The careless repair of damaged DNA can cause mutations and can result in cancer. Cell biologists from the Erasmus University in Rotterdam studied the repair of double strand breaks. Such breaks can for example arise following radiotherapy.
The researchers simulated radiotherapy by specifically damaging the DNA of mouse cells. Mouse cells in which the gene Rad54 was first inactivated, more often chose a careless means of repairing the damaged DNA. In normal mouse cells no more than 60% of the repairs are done in a careless manner, whereas in cells with an inactivated Rad54 gene this figure was about 80%.
The results show that the Rad54 gene is important for repairing breaks in a neat manner and for preventing mutations. The scientists hope that their findings combined with future research will lead to improvements in the treatment of cancer. In the meantime the researchers are examining patients who overreact to radiotherapy. The idea is that physicians could for example give milder radiotherapy to patients who lack the Rad54 gene.
In another experiment the cell biologists examined the repair of cross-links. This type of damage arises after chemotherapy with, for example, melphalan, mitomycin C or cisplatin. The researchers inactivated the Snm1 gene in mice. After this the mice were given a small quantity of mitomycin.

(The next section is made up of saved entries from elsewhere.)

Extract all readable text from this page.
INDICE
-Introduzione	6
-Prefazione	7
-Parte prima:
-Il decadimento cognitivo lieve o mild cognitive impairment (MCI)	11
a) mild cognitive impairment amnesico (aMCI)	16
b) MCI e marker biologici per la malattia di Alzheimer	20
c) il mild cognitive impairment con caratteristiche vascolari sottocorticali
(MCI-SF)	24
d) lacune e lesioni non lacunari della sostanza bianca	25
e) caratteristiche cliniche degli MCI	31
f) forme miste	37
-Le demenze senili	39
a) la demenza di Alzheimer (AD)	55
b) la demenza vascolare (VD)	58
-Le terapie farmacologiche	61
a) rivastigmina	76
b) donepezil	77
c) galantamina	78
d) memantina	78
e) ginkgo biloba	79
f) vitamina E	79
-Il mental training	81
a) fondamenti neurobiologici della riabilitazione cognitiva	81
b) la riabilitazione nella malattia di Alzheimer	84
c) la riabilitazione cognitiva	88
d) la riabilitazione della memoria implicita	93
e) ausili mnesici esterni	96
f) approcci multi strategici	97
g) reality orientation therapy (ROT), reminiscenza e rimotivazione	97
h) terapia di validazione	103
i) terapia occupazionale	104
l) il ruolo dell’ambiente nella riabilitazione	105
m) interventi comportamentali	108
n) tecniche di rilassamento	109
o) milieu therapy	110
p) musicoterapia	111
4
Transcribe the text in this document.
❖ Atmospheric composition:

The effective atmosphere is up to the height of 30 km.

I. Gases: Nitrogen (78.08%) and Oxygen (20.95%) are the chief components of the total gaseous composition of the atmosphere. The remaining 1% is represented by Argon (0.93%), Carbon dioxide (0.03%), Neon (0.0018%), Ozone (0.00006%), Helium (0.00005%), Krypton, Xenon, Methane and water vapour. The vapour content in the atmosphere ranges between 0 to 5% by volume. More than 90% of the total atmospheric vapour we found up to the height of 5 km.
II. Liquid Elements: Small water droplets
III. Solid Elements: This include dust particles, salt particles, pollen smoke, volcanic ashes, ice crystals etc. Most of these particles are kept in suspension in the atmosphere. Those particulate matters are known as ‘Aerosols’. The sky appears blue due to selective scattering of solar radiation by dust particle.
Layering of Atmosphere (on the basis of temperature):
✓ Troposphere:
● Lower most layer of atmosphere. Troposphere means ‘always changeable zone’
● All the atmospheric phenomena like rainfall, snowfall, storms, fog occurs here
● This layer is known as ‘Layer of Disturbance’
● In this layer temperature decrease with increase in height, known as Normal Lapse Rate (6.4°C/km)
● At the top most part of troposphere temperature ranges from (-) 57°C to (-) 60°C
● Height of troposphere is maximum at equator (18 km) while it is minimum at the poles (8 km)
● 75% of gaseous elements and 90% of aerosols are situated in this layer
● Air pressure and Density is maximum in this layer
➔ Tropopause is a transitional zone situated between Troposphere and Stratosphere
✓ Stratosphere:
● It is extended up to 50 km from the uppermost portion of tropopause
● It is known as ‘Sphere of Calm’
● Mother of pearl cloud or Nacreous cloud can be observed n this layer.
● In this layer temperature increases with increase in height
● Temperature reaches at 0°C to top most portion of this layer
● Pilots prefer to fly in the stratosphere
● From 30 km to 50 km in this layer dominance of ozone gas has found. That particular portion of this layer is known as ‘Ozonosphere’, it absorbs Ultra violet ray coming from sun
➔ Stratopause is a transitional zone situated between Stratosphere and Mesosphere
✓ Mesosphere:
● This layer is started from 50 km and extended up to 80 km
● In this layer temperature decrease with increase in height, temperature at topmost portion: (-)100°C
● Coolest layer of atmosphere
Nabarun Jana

Mice with a inactivated Snm1 gene died at a lower dose of mitomycin than mice with an intact Snm1 gene. This was probably because the mice with a inactivated Snm1 could not adequately repair the cross-links. Future research in patients who strongly react to chemotherapy must demonstrate whether this also involves a disrupted Snm1 gene.
DNA breaks can be repaired in three ways. The neat manner, homologous recombination, restores the break by copying information from an intact DNA molecule to the broken DNA molecule. The careless manner is called "sticking" recombination. This repair mechanism comes into play when the same piece of DNA is present slightly further along the same DNA molecule. The cell removes the undamaged intermediate piece of DNA. This costs less time than the neat manner but carries the risk that information will be lost. In the third manner, which is the simplest and most careless, the ends around a break are simply stuck together.
The defence of the doctoral thesis will take place on 16 January 2002. Ms Huizenga-Dronkert's supervisors are Prof. R. Kanaar and Prof. J.H.J. Hoeijmakers.
The research was funded by the Netherlands Organisation for Scientific Research (NWO).